According to Wikipedia it's only 17% of Africans that speak Arabic. There simply is no other big native language, which makes Arabic the most spoken one. Of course speaking Arabic is not the same as being a Muslim - below the Sahara there are a lot of non-Arab Muslims, I guess.
The question about ethnic groups in Rwanda needs to be revised. The designations "hutu" and "tutsi" are no longer in use. They were invented by the Belgian colonizers. There was nothing ethnic about it (they speak the same language, have the same religion etc), it was a socio-economic division. After the genocide the use of these names has ceased.
ethnicity is only slightly more real than race as a concept, because an ethnicity can technically be any grouping of people that those people self-identify with. And they certainly did that, or else there would have been no genocide.
Hutus and tutsis have been around long before Europeans came to Africa. The Belgians, however, started classifying each tribe based mainly on perceived (and generally stereotypes) physical differences which also favoured Tutsis over Hutus and led to their resentment of the other, and as such played a big part in laying the groundwork for the eventual Rwandan genocide. The only reason that they "aren't real ethnic groups" is that scientific evidence is extremely inconclusive that the two are truly a separate people, especially after centuries of intermarriage.

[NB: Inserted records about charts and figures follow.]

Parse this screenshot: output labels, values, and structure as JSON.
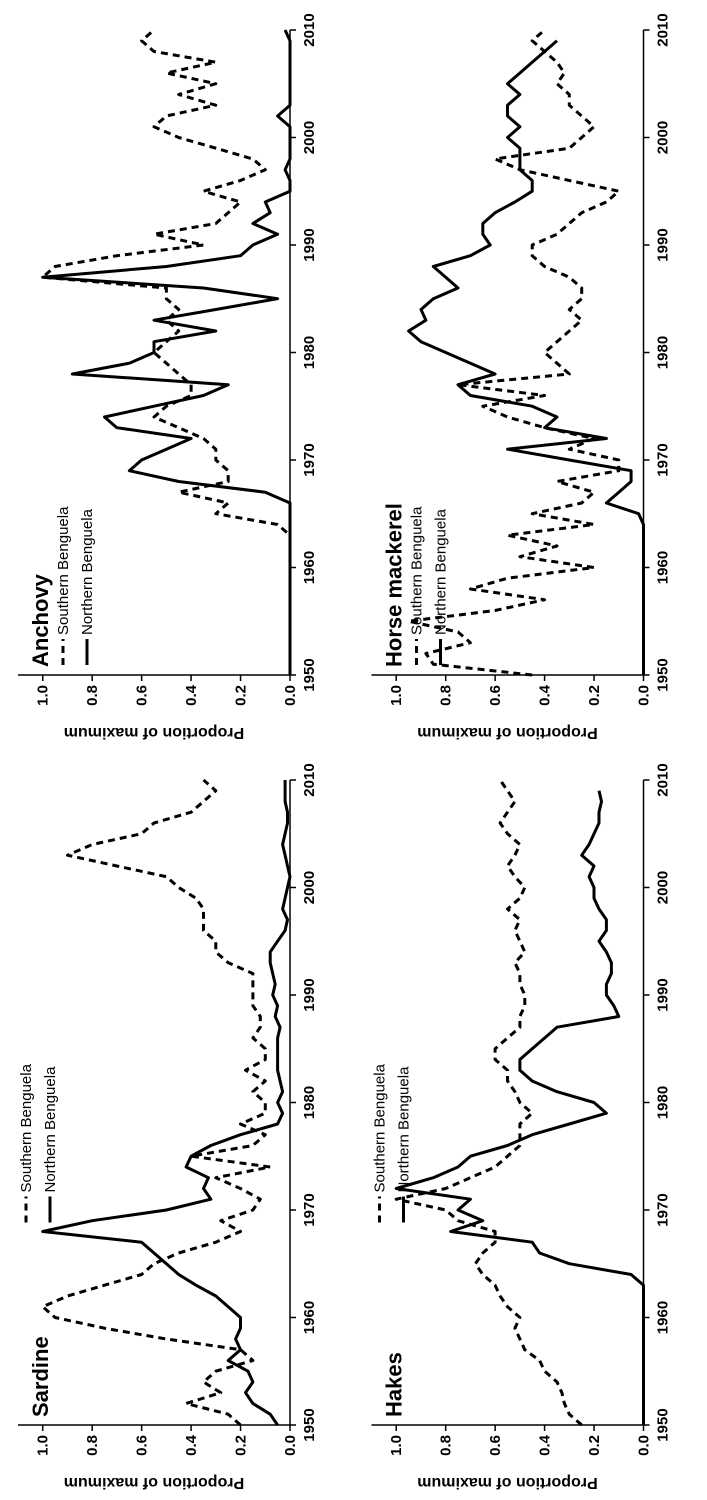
{
  "chart_data": [
    {
      "type": "line",
      "title": "Sardine",
      "ylabel": "Proportion of maximum",
      "legend": "upper center",
      "x": [
        1950,
        1951,
        1952,
        1953,
        1954,
        1955,
        1956,
        1957,
        1958,
        1959,
        1960,
        1961,
        1962,
        1963,
        1964,
        1965,
        1966,
        1967,
        1968,
        1969,
        1970,
        1971,
        1972,
        1973,
        1974,
        1975,
        1976,
        1977,
        1978,
        1979,
        1980,
        1981,
        1982,
        1983,
        1984,
        1985,
        1986,
        1987,
        1988,
        1989,
        1990,
        1991,
        1992,
        1993,
        1994,
        1995,
        1996,
        1997,
        1998,
        1999,
        2000,
        2001,
        2002,
        2003,
        2004,
        2005,
        2006,
        2007,
        2008,
        2009,
        2010
      ],
      "xlim": [
        1950,
        2010
      ],
      "xticks": [
        1950,
        1960,
        1970,
        1980,
        1990,
        2000,
        2010
      ],
      "ylim": [
        0,
        1.1
      ],
      "yticks": [
        {
          "value": 0,
          "label": "0.0"
        },
        0.2,
        0.4,
        0.6,
        0.8,
        {
          "value": 1,
          "label": "1.0"
        }
      ],
      "series": [
        {
          "name": "Southern Benguela",
          "color": "#000000",
          "linestyle": "dashed",
          "values": [
            0.2,
            0.25,
            0.42,
            0.28,
            0.35,
            0.3,
            0.15,
            0.2,
            0.5,
            0.75,
            0.95,
            1.0,
            0.9,
            0.75,
            0.6,
            0.55,
            0.45,
            0.3,
            0.2,
            0.28,
            0.15,
            0.12,
            0.2,
            0.3,
            0.08,
            0.4,
            0.15,
            0.1,
            0.2,
            0.1,
            0.1,
            0.15,
            0.1,
            0.18,
            0.1,
            0.1,
            0.15,
            0.12,
            0.12,
            0.15,
            0.15,
            0.15,
            0.15,
            0.25,
            0.3,
            0.3,
            0.35,
            0.35,
            0.35,
            0.38,
            0.45,
            0.5,
            0.7,
            0.9,
            0.8,
            0.6,
            0.55,
            0.4,
            0.35,
            0.3,
            0.35
          ]
        },
        {
          "name": "Northern Benguela",
          "color": "#000000",
          "linestyle": "solid",
          "values": [
            0.05,
            0.08,
            0.15,
            0.18,
            0.15,
            0.17,
            0.25,
            0.2,
            0.22,
            0.2,
            0.2,
            0.25,
            0.3,
            0.38,
            0.45,
            0.5,
            0.55,
            0.6,
            1.0,
            0.8,
            0.5,
            0.32,
            0.35,
            0.33,
            0.42,
            0.4,
            0.32,
            0.2,
            0.05,
            0.03,
            0.05,
            0.03,
            0.04,
            0.05,
            0.05,
            0.05,
            0.05,
            0.04,
            0.06,
            0.05,
            0.07,
            0.06,
            0.07,
            0.08,
            0.08,
            0.05,
            0.02,
            0.01,
            0.03,
            0.02,
            0.01,
            0.0,
            0.01,
            0.02,
            0.03,
            0.02,
            0.01,
            0.01,
            0.02,
            0.02,
            0.02
          ]
        }
      ]
    },
    {
      "type": "line",
      "title": "Anchovy",
      "ylabel": "Proportion of maximum",
      "legend": "upper left",
      "x": [
        1950,
        1951,
        1952,
        1953,
        1954,
        1955,
        1956,
        1957,
        1958,
        1959,
        1960,
        1961,
        1962,
        1963,
        1964,
        1965,
        1966,
        1967,
        1968,
        1969,
        1970,
        1971,
        1972,
        1973,
        1974,
        1975,
        1976,
        1977,
        1978,
        1979,
        1980,
        1981,
        1982,
        1983,
        1984,
        1985,
        1986,
        1987,
        1988,
        1989,
        1990,
        1991,
        1992,
        1993,
        1994,
        1995,
        1996,
        1997,
        1998,
        1999,
        2000,
        2001,
        2002,
        2003,
        2004,
        2005,
        2006,
        2007,
        2008,
        2009,
        2010
      ],
      "xlim": [
        1950,
        2010
      ],
      "xticks": [
        1950,
        1960,
        1970,
        1980,
        1990,
        2000,
        2010
      ],
      "ylim": [
        0,
        1.1
      ],
      "yticks": [
        {
          "value": 0,
          "label": "0.0"
        },
        0.2,
        0.4,
        0.6,
        0.8,
        {
          "value": 1,
          "label": "1.0"
        }
      ],
      "series": [
        {
          "name": "Southern Benguela",
          "color": "#000000",
          "linestyle": "dashed",
          "values": [
            0,
            0,
            0,
            0,
            0,
            0,
            0,
            0,
            0,
            0,
            0,
            0,
            0,
            0,
            0.05,
            0.3,
            0.25,
            0.45,
            0.25,
            0.25,
            0.3,
            0.3,
            0.35,
            0.45,
            0.55,
            0.5,
            0.4,
            0.4,
            0.45,
            0.5,
            0.55,
            0.5,
            0.45,
            0.5,
            0.45,
            0.5,
            0.5,
            1.0,
            0.95,
            0.7,
            0.35,
            0.55,
            0.3,
            0.25,
            0.2,
            0.35,
            0.2,
            0.1,
            0.15,
            0.3,
            0.45,
            0.55,
            0.5,
            0.3,
            0.45,
            0.3,
            0.5,
            0.3,
            0.55,
            0.6,
            0.55
          ]
        },
        {
          "name": "Northern Benguela",
          "color": "#000000",
          "linestyle": "solid",
          "values": [
            0,
            0,
            0,
            0,
            0,
            0,
            0,
            0,
            0,
            0,
            0,
            0,
            0,
            0,
            0,
            0,
            0,
            0.1,
            0.45,
            0.65,
            0.6,
            0.5,
            0.4,
            0.7,
            0.75,
            0.55,
            0.35,
            0.25,
            0.88,
            0.65,
            0.55,
            0.55,
            0.3,
            0.55,
            0.3,
            0.05,
            0.35,
            1.0,
            0.5,
            0.2,
            0.15,
            0.05,
            0.15,
            0.08,
            0.1,
            0,
            0,
            0.02,
            0,
            0,
            0,
            0,
            0.05,
            0,
            0,
            0,
            0,
            0,
            0,
            0,
            0.02
          ]
        }
      ]
    },
    {
      "type": "line",
      "title": "Hakes",
      "ylabel": "Proportion of maximum",
      "legend": "upper center",
      "x": [
        1950,
        1951,
        1952,
        1953,
        1954,
        1955,
        1956,
        1957,
        1958,
        1959,
        1960,
        1961,
        1962,
        1963,
        1964,
        1965,
        1966,
        1967,
        1968,
        1969,
        1970,
        1971,
        1972,
        1973,
        1974,
        1975,
        1976,
        1977,
        1978,
        1979,
        1980,
        1981,
        1982,
        1983,
        1984,
        1985,
        1986,
        1987,
        1988,
        1989,
        1990,
        1991,
        1992,
        1993,
        1994,
        1995,
        1996,
        1997,
        1998,
        1999,
        2000,
        2001,
        2002,
        2003,
        2004,
        2005,
        2006,
        2007,
        2008,
        2009,
        2010
      ],
      "xlim": [
        1950,
        2010
      ],
      "xticks": [
        1950,
        1960,
        1970,
        1980,
        1990,
        2000,
        2010
      ],
      "ylim": [
        0,
        1.1
      ],
      "yticks": [
        {
          "value": 0,
          "label": "0.0"
        },
        0.2,
        0.4,
        0.6,
        0.8,
        {
          "value": 1,
          "label": "1.0"
        }
      ],
      "series": [
        {
          "name": "Southern Benguela",
          "color": "#000000",
          "linestyle": "dashed",
          "values": [
            0.25,
            0.3,
            0.32,
            0.33,
            0.35,
            0.4,
            0.42,
            0.48,
            0.5,
            0.52,
            0.5,
            0.55,
            0.58,
            0.6,
            0.65,
            0.68,
            0.65,
            0.6,
            0.6,
            0.75,
            0.8,
            1.0,
            0.8,
            0.7,
            0.6,
            0.55,
            0.5,
            0.5,
            0.5,
            0.45,
            0.5,
            0.52,
            0.55,
            0.55,
            0.6,
            0.6,
            0.55,
            0.5,
            0.5,
            0.48,
            0.48,
            0.5,
            0.5,
            0.52,
            0.48,
            0.5,
            0.52,
            0.5,
            0.55,
            0.5,
            0.48,
            0.52,
            0.55,
            0.52,
            0.5,
            0.55,
            0.58,
            0.55,
            0.52,
            0.55,
            0.58
          ]
        },
        {
          "name": "Northern Benguela",
          "color": "#000000",
          "linestyle": "solid",
          "values": [
            0,
            0,
            0,
            0,
            0,
            0,
            0,
            0,
            0,
            0,
            0,
            0,
            0,
            0,
            0.05,
            0.3,
            0.42,
            0.45,
            0.78,
            0.65,
            0.75,
            0.7,
            1.0,
            0.85,
            0.75,
            0.7,
            0.55,
            0.45,
            0.3,
            0.15,
            0.2,
            0.35,
            0.45,
            0.5,
            0.5,
            0.45,
            0.4,
            0.35,
            0.1,
            0.12,
            0.15,
            0.15,
            0.13,
            0.13,
            0.15,
            0.18,
            0.15,
            0.15,
            0.18,
            0.2,
            0.2,
            0.22,
            0.2,
            0.25,
            0.22,
            0.2,
            0.18,
            0.18,
            0.17,
            0.18,
            null
          ]
        }
      ]
    },
    {
      "type": "line",
      "title": "Horse mackerel",
      "ylabel": "Proportion of maximum",
      "legend": "upper left",
      "x": [
        1950,
        1951,
        1952,
        1953,
        1954,
        1955,
        1956,
        1957,
        1958,
        1959,
        1960,
        1961,
        1962,
        1963,
        1964,
        1965,
        1966,
        1967,
        1968,
        1969,
        1970,
        1971,
        1972,
        1973,
        1974,
        1975,
        1976,
        1977,
        1978,
        1979,
        1980,
        1981,
        1982,
        1983,
        1984,
        1985,
        1986,
        1987,
        1988,
        1989,
        1990,
        1991,
        1992,
        1993,
        1994,
        1995,
        1996,
        1997,
        1998,
        1999,
        2000,
        2001,
        2002,
        2003,
        2004,
        2005,
        2006,
        2007,
        2008,
        2009,
        2010
      ],
      "xlim": [
        1950,
        2010
      ],
      "xticks": [
        1950,
        1960,
        1970,
        1980,
        1990,
        2000,
        2010
      ],
      "ylim": [
        0,
        1.1
      ],
      "yticks": [
        {
          "value": 0,
          "label": "0.0"
        },
        0.2,
        0.4,
        0.6,
        0.8,
        {
          "value": 1,
          "label": "1.0"
        }
      ],
      "series": [
        {
          "name": "Southern Benguela",
          "color": "#000000",
          "linestyle": "dashed",
          "values": [
            0.45,
            0.85,
            0.88,
            0.7,
            0.75,
            0.95,
            0.6,
            0.4,
            0.7,
            0.55,
            0.2,
            0.5,
            0.35,
            0.55,
            0.2,
            0.45,
            0.25,
            0.2,
            0.35,
            0.1,
            0.1,
            0.3,
            0.2,
            0.4,
            0.55,
            0.65,
            0.4,
            0.75,
            0.3,
            0.35,
            0.4,
            0.35,
            0.3,
            0.25,
            0.3,
            0.25,
            0.25,
            0.3,
            0.4,
            0.45,
            0.45,
            0.35,
            0.3,
            0.25,
            0.15,
            0.1,
            0.3,
            0.5,
            0.6,
            0.3,
            0.25,
            0.2,
            0.25,
            0.3,
            0.3,
            0.35,
            0.32,
            0.35,
            0.4,
            0.45,
            0.4
          ]
        },
        {
          "name": "Northern Benguela",
          "color": "#000000",
          "linestyle": "solid",
          "values": [
            0,
            0,
            0,
            0,
            0,
            0,
            0,
            0,
            0,
            0,
            0,
            0,
            0,
            0,
            0,
            0.02,
            0.15,
            0.1,
            0.05,
            0.05,
            0.3,
            0.55,
            0.15,
            0.4,
            0.35,
            0.45,
            0.7,
            0.75,
            0.6,
            0.7,
            0.8,
            0.9,
            0.95,
            0.88,
            0.9,
            0.85,
            0.75,
            0.8,
            0.85,
            0.7,
            0.62,
            0.65,
            0.65,
            0.6,
            0.52,
            0.45,
            0.45,
            0.5,
            0.5,
            0.5,
            0.55,
            0.5,
            0.55,
            0.55,
            0.5,
            0.55,
            0.5,
            0.45,
            0.4,
            0.35,
            null
          ]
        }
      ]
    }
  ]
}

And I'm willing to bet Rwanda is more than willing to play up the "oh, we're all just one tribe after all" angle after that happened too.
The points about shared language, religion, and so on, are correct. I think Hutu and Tutsi designated differences between predominantly farming and predominantly cattle-raising people. The distinction also had hierarchical aspects and worked in some ways like castes. There seems to have been some fluidity between those identities, in ways that are uncommon with most understandings of ethnicity. One could become Tutsi, for example, through marriage, or through a change in occupational status. When the Belgians came, they decided to further privilege Tutsi people in a variety of ways, both in Rwanda and in Burundi. This included rigidifying the classifications and requiring passes stating one's ethnicity. Much resentment resulted, helping to explain (rather than justify) later history. (I'm relying heavily on Rene Lemarchand and Mahmood Mamdani for this.)
The British did the same thing, hardening divisions between distinct ethnic groups and assigning particular spheres to particular groups, with similar results, in Kenya.
It's interesting how the history of Sierra Leone roughly parallels that of Liberia, only with African-Britons and African-Canadians instead of African-Americans.
I didn't know this before, Interesting! This lead me to look on wikipedia and it seems like in both Sierra Leone and Liberia only a small amount of the population is made up of Afro-Westerner settlers, which you wouldn't assume to be true given Liberias reputation as a colony for African-Americans.
Well, Liberia was also founded almost 200 years ago, so it’s had many years for the demographics to shift. Also I’d imagine the birth rates for the western settlers are probably quite a bit lower than the native population.